As previously reported, on
November 26, 2021, the Company received a deficiency notice from the Staff indicating that the Company was not in compliance with the
$2.5 million minimum stockholders’ equity requirement for continued listing of the Common Stock on Nasdaq, as set forth in Nasdaq
Listing Rule 5550(b)(1) (the “Minimum Stockholders’ Equity Rule”). A hearing before the Panel was subsequently held
on June 30, 2022. The Panel determined to grant the Company’s request for continued listing of the Common Stock (the “Exception”)
subject to a number of significant conditions that had to be satisfied on or before specific deadlines set forth in the Exception, including
the completion of one or more significant equity financings on terms described in the Exception by November 22, 2022.

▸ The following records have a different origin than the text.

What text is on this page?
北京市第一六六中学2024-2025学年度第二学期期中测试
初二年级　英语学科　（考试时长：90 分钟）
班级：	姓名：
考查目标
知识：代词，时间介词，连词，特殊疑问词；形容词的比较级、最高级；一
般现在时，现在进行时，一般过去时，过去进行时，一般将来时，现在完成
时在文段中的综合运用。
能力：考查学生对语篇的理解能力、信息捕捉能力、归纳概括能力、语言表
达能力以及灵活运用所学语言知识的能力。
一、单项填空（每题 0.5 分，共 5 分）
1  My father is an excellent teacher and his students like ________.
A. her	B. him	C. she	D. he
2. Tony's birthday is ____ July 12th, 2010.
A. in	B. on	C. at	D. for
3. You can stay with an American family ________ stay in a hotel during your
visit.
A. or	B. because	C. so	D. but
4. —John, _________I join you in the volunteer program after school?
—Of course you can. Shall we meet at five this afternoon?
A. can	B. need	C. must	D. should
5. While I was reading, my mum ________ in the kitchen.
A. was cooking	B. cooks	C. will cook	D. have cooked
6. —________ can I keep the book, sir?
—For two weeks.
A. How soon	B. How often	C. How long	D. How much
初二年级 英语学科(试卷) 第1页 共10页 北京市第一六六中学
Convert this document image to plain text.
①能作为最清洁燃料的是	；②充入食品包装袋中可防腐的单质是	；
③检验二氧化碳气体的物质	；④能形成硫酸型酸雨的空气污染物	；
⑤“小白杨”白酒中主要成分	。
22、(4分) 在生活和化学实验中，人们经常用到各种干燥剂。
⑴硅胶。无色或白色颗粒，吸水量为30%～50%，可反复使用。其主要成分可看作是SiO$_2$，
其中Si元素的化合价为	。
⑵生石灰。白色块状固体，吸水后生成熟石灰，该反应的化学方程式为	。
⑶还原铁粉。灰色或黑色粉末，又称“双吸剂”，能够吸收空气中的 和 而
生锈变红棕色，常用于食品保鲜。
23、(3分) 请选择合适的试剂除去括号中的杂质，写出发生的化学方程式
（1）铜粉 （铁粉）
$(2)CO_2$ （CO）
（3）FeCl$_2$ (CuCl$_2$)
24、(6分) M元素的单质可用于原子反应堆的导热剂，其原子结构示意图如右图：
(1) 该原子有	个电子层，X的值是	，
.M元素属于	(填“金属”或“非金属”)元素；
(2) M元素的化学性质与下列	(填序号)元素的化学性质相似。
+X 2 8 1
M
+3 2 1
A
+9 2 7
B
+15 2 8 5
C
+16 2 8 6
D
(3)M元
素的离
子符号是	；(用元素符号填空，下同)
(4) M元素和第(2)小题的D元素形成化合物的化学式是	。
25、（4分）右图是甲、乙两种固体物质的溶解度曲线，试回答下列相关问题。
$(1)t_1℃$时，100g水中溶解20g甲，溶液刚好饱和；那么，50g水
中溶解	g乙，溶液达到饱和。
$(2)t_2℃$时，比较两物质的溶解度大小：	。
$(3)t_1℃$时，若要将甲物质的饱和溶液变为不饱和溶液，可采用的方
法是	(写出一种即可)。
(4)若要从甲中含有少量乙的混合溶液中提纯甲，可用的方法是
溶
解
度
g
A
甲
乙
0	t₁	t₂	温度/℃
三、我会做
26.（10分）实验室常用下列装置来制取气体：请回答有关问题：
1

As previously reported, on
November 22, 2022, the Company closed a private placement offering for gross proceeds of approximately $2.5 million. As a result of that
financing, as of the date of this filing, the Company believes that it has stockholders’ equity in excess of the $2.5 million required
under the Minimum Stockholders’ Equity Rule.
Additional Information and Where to Find
It
The
proposal to approve the Reverse Stock Split described above will be submitted to the Company’s stockholders for their consideration.
The Company intends to file a definitive proxy statement (the “Proxy Statement”) that will be sent to all holders of record
of the Company’s Common Stock and Series F Preferred Stock in connection with the Reverse Stock Split. This Form 8-K does
not contain all the information that should be considered concerning the Reverse Stock Split and is not intended to form the basis of
any investment decision or any other decision in respect of the Reverse Stock Split. The Company’s stockholders and other interested
persons are advised to read, when available, the Proxy Statement and other documents filed in connection with the Reverse Stock Split,
as these materials will contain important information about the Company and the Reverse Stock Split. When available, the Proxy Statement
and other relevant materials for the proposed Reverse Stock Split will be mailed to stockholders of the Company as of the close of business
on December 8, 2022. The Company’s stockholders will also be able to obtain copies of the Proxy Statement and other documents filed
with the SEC, without charge, once available, at the SEC’s website at www.sec.gov, or by directing a request to the Company’s
corporate secretary /o First Wave BioPharma, Inc., 777 Yamato Road, Suite 502, Boca Raton, FL 33431.
Appointment of Proxy Solicitor & Participants in Solicitation
We have engaged Alliance Advisors LLC (“Alliance”)
to assist us with the solicitation of proxies in connection with the special meeting. We expect to pay Alliance a services fee, plus customary
disbursements, which are not expected to exceed $80,000 in total.
The Company and its directors and executive officers
may also be deemed participants in the solicitation of proxies from the Company’s stockholders with respect to the special meeting.
A list of the names of those directors and executive officers and a description of their interests in the Company is contained in the
Company’s Annual Report for the year ended December 31, 2021, on Form 10-K, as amended, which was filed with the
SEC and is available free of charge at the SEC’s website at www.sec.gov. To the extent such holdings of the Company’s securities
may have changed since that time, such changes have been or will be reflected on Statements of Change in Ownership on Form 4 filed with
the SEC. Additional information regarding the interests of such participants will be contained in the Proxy Statement for the proposed
Reverse Stock Split when available.
Safe Harbor for Forward-Looking Statements
Certain statements contained in this communication
may constitute forward-looking statements within the meaning of Section 27A of the Securities Act of 1933 and Section 21E of
the Securities Exchange Act of 1934. All statements, other than statements of historical fact, are statements that could be deemed forward-looking
statements, including statements containing the words “predicts,” “plans,” “expects,” “anticipates,”
“believes,” “goal,” “target,” “estimate,” “potential,” “may,”
“might,” “could,” “see,” “seek,” “forecast,” and similar words. Forward-looking
statements are based on the Company’s current plans and expectations and involve risks and uncertainties which are, in many instances,
beyond the Company’s control, and which could cause actual results to differ materially from those included in or contemplated or
implied by the forward-looking statements. Such risks and uncertainties include, among others, the failure to obtain stockholder approval
for the Reverse Stock Split and the other risks, uncertainties and factors detailed in the Company’s filings with the SEC, including
in the Company’s Annual Report for the year ended December 31, 2021 on Form 10-K, as amended, which was filed with
the SEC. As a result of such risks, uncertainties and factors, the Company’s actual results may differ materially from any
future results, performance or achievements discussed in or implied by the forward-looking statements contained herein. The Company is
providing the information in this communication as of this date and assumes no obligations to update the information included in this
communication or revise any forward-looking statements, whether as a result of new information, future events or otherwise.